Blog Blow Back


     Counting down the days to Max’s graduation,  our phone conversations  cover a lot of territory:  slogging through the last college paper,  enjoying senior week festivities, saying goodbye to friends and my son’s erratic job search.   On our last phone call, Max admitted he felt uncomfortable with my blog and some of its less than complimentary revelations.
     “All my friends are reading your blog,” he complained.   “Now they confront me and say they didn’t know I was a hypochondriac.“
      “How's that possible?   Every friend I’ve met seems well aware of your health fears.”

     Max chooses not to argue that point.  “This week my friends are saying you don’t want me to come home.   Is that true?”
     “Did YOU read my blog?  Where’s your sense of humor? I was consoling myself that you weren’t home on Mother’s Day.”  

     Of course it’s true that I’m not looking forward to living with the mess and chaos Max brings with him, but that’s very different from not wanting him to come home.  I’m sure Max is not looking forward to being nagged to clean his room, lock the front door and take his key.  These parental demands are not new or startling news bulletins.

     “Okay, Mom, but do you have to post your blog on the alumnae site?”

     “He has a point there,” Henry interjects.

     “It’s complicated.   I’ll think about it,” I offer.  Max’s alma mater and mine are the same, so it’s not clear who has dibs on that site.  “Anyway, in another week you’ll have graduated, and your friends will lose interest in reading my blog—which isn’t only about you—and will move on to other things. “

     “Maybe you should skip the college site,” Henry suggests after we hang up, “if it bothers him so much.”

     "And maybe if he cleaned up his act—which bothers me so much—it wouldn’t matter.”

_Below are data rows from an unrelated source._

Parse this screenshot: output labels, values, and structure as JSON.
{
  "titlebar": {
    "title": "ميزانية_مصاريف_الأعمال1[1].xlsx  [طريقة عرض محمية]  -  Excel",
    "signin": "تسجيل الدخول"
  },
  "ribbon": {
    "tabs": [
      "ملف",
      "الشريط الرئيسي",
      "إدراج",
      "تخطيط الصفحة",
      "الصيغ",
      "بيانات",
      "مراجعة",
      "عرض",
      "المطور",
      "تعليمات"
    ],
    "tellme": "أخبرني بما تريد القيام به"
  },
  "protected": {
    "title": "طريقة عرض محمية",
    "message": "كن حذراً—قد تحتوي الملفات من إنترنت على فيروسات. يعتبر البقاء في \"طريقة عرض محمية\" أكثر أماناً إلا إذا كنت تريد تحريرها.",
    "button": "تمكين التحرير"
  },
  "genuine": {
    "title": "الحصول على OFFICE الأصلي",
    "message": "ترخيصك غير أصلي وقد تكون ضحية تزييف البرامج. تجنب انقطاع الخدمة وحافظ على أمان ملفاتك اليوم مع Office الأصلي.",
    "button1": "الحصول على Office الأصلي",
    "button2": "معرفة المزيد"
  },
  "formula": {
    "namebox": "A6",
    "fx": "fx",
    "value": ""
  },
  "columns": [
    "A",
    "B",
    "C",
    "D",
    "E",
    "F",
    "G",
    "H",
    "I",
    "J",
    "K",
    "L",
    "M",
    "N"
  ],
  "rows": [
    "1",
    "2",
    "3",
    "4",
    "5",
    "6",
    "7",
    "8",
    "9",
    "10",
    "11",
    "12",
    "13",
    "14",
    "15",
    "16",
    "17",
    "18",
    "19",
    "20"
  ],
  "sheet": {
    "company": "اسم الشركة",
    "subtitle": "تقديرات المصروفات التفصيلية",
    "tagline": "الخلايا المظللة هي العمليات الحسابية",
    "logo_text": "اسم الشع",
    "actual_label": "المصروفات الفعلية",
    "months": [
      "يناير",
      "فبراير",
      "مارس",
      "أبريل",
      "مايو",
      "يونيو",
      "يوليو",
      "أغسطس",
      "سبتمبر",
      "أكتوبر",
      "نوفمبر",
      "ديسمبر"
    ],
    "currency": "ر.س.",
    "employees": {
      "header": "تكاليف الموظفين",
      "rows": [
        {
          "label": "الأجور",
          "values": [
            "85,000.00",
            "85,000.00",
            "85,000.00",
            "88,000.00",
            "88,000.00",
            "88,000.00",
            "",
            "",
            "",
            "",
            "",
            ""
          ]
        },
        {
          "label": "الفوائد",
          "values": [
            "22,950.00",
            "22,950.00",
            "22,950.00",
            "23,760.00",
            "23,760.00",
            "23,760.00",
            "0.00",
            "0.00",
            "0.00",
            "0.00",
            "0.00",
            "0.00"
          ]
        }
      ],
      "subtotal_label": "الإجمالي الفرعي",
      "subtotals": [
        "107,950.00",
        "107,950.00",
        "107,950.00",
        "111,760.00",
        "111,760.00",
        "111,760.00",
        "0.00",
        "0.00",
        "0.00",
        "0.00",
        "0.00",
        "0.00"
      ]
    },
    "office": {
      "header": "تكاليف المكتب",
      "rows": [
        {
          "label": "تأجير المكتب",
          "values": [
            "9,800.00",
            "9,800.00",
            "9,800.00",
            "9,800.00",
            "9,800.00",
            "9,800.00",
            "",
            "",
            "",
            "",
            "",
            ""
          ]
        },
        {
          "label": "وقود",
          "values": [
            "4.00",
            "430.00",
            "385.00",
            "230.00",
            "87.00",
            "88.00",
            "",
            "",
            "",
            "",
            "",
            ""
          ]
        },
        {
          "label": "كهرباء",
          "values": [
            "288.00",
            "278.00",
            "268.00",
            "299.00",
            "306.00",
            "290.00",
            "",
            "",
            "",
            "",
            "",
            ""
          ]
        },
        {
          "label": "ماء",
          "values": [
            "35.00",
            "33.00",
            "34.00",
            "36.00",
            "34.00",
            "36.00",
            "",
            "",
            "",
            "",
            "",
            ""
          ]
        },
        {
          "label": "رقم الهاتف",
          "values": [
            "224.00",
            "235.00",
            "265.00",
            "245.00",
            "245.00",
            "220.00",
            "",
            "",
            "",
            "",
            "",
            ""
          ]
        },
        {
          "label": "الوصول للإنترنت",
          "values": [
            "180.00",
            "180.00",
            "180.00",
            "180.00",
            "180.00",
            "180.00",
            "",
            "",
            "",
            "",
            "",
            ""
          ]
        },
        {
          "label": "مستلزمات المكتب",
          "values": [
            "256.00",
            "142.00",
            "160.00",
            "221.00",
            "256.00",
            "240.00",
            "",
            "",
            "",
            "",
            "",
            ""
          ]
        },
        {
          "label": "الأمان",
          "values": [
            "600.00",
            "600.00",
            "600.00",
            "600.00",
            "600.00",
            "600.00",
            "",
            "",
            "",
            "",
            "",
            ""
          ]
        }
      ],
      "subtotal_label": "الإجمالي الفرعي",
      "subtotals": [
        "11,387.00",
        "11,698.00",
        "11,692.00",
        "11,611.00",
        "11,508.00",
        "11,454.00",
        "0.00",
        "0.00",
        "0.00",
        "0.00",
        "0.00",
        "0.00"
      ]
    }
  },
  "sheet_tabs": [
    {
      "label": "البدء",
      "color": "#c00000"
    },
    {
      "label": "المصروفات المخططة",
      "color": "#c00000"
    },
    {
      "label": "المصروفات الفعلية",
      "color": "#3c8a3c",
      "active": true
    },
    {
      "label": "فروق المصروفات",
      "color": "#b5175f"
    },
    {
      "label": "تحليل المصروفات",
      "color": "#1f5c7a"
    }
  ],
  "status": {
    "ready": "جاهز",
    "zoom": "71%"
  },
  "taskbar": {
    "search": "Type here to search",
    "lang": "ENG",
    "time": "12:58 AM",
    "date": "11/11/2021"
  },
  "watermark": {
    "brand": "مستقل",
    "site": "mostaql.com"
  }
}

     Suddenly I’ve made up my mind.   I remember the famous quote by Virginia Wolf in response to a poem, “Angel in the House,” about a Victorian housewife.  Virginia Woolf said:  “Killing the ‘Angel in the House’ is part of the occupation of the woman writer.”  She describes the “angel” as “that selfless, sacrificial woman in the 19th century, whose sole purpose in life was to soothe, flatter and comfort the male half of the world’s population.”  So now that it’s 200 years later, there’s no way I’m going to play the angel.

     Besides, I’ve been a Virginia Woolf fan ever since reading “A Room of One’s Own.”   However, I don’t have my own office in our modern-day, cramped Manhattan apartment. Space is at a premium here, yet both of my kids have their own rooms. Please don’t be disappointed in me, Virginia, because I do have a desk and a computer of my own. This coveted space is all mine, even if it’s only a corner of the living room.  Max may be the stand-up comedian in our home, but I am entitled to my own sense of humor.  Of course, Max and I enjoy some of the same comedians, including Mel Brooks, who said: “Tragedy is when I cut my finger.  Comedy is when you fall into an open sewer and die.”  

     My son talks about his issues and sexcapades during stand-up comedy routines.  His material is graphic and outrageous, but college students (and his parents) find him screamingly funny.  Yet there has been the occasional unidentified student who realizes that he/she is the butt of a joke and is embarrassed or hurt, and Max has apologized.  But is he willing to alter his style or have his material censored?   The answer—his and mine—is absolutely not.   I may not have a room of my own, but I sure as hell deserve a blog of my own.